Hallstatt village in Austria, photo by Boris Stroujko
Perhaps one day we won’t have to travel to Europe to see the Colosseum, or to India to see the Taj Mahal. The newest Chinese ‘knock off’ project appears to be thinking along these lines, after a tiny village in Austria was recreated entirely in the Guangdong area of China.
The project cost China $940 million, and recently opened its doors to visitors. Impressively, the recreation is said to be an exact replica of the beautiful European village of Hallstatt, and includes clones of the village’s church clock tower and its European style wooden houses which, along with other properties, will eventually be sold to investors.
Residents of the real Hallstatt were allegedly unhappy with this decision but have since begun to warm up to the idea, as the project has significantly increased tourism for the village. In fact, the number of Chinese tourists visiting Hallstatt has jumped from less than 50 to thousands per year, as Chinese tourists aim to compare the original village to their own replica.
Naturally, the Chinese version of the village will also attract a lot of tourist attention and has appeared to consciously set itself up as a tourist attraction, featuring many Disney-themed photo spots within the village. Only half an hour away from the city of Huizhou, the replica village appears to be off to a good start.
"The moment I stepped into here, I felt I was in Europe," Huizhou resident Zhu Bin said
"The security guards wear nice costumes. All the houses are built in European style."

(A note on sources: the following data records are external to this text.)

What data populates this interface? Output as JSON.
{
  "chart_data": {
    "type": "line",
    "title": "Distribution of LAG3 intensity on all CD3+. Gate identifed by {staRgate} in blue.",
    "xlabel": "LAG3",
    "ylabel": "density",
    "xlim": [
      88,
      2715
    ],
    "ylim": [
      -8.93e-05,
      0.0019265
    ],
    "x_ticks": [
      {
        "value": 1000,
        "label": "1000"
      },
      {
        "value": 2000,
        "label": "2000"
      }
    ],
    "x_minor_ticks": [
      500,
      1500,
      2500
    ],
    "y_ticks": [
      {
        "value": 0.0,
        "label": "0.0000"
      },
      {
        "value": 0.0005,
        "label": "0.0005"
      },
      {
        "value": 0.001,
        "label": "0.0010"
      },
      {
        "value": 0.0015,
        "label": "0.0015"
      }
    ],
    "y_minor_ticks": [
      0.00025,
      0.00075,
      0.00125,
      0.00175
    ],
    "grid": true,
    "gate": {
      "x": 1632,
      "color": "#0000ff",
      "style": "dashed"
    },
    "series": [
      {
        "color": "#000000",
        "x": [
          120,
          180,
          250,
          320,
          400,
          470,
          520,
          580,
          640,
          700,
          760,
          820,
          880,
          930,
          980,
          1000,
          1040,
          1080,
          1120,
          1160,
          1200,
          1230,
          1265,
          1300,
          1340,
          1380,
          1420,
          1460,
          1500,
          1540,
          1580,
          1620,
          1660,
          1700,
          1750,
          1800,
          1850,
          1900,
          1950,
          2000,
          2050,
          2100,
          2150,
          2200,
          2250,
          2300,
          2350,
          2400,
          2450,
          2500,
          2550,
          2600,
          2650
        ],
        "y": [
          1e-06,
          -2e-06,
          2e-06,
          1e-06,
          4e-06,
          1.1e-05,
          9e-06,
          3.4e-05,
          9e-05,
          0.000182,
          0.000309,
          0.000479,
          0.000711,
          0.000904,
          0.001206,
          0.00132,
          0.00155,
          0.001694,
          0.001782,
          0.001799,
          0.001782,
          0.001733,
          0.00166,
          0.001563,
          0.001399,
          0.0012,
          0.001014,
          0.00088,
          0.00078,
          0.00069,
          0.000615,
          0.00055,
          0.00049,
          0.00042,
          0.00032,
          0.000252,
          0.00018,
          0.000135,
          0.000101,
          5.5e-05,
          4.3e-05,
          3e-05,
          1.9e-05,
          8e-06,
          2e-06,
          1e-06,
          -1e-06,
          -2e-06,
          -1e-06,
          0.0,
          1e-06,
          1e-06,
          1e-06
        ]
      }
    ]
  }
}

Local authorities in Hallstatt have also attempted to quash rumours that they are still unhappy about the reproduction.
"It was not so controversial. We were only surprised that a small village in Austria was built, and now we are very proud that it happened," Hallstatt Mayor Alexander Scheutz said
Similarly, Hallstatt’s Director of Tourism Pamela Binder echoed the Mayor’s view.
"First we were a bit insecure. Why did it come to replicate Hallstatt, and then we became lucky and proud," she said
Naturally, some of Hallstatt’s residents remain unconvinced that the project was a good move.
"I don’t think that it is a good idea. Hallstatt is just unique with its culture and traditions. You cannot copy that. I saw a report and the photos, and the copy seems different. In my opinion it is unacceptable," resident Karin Höll said
As bizarre as the building clones may seem, it may well be wondered whether this is the future of architecture. China has long been known for being an international leader, and their latest venture raises questions as to whether other parts of the world will follow suit, or if China themselves will set their eye on replicating other parts of foreign countries.
Undoubtedly, the success of this replica will have a powerful impact on whether this will prove to be a continuing trend or a one-off experiment.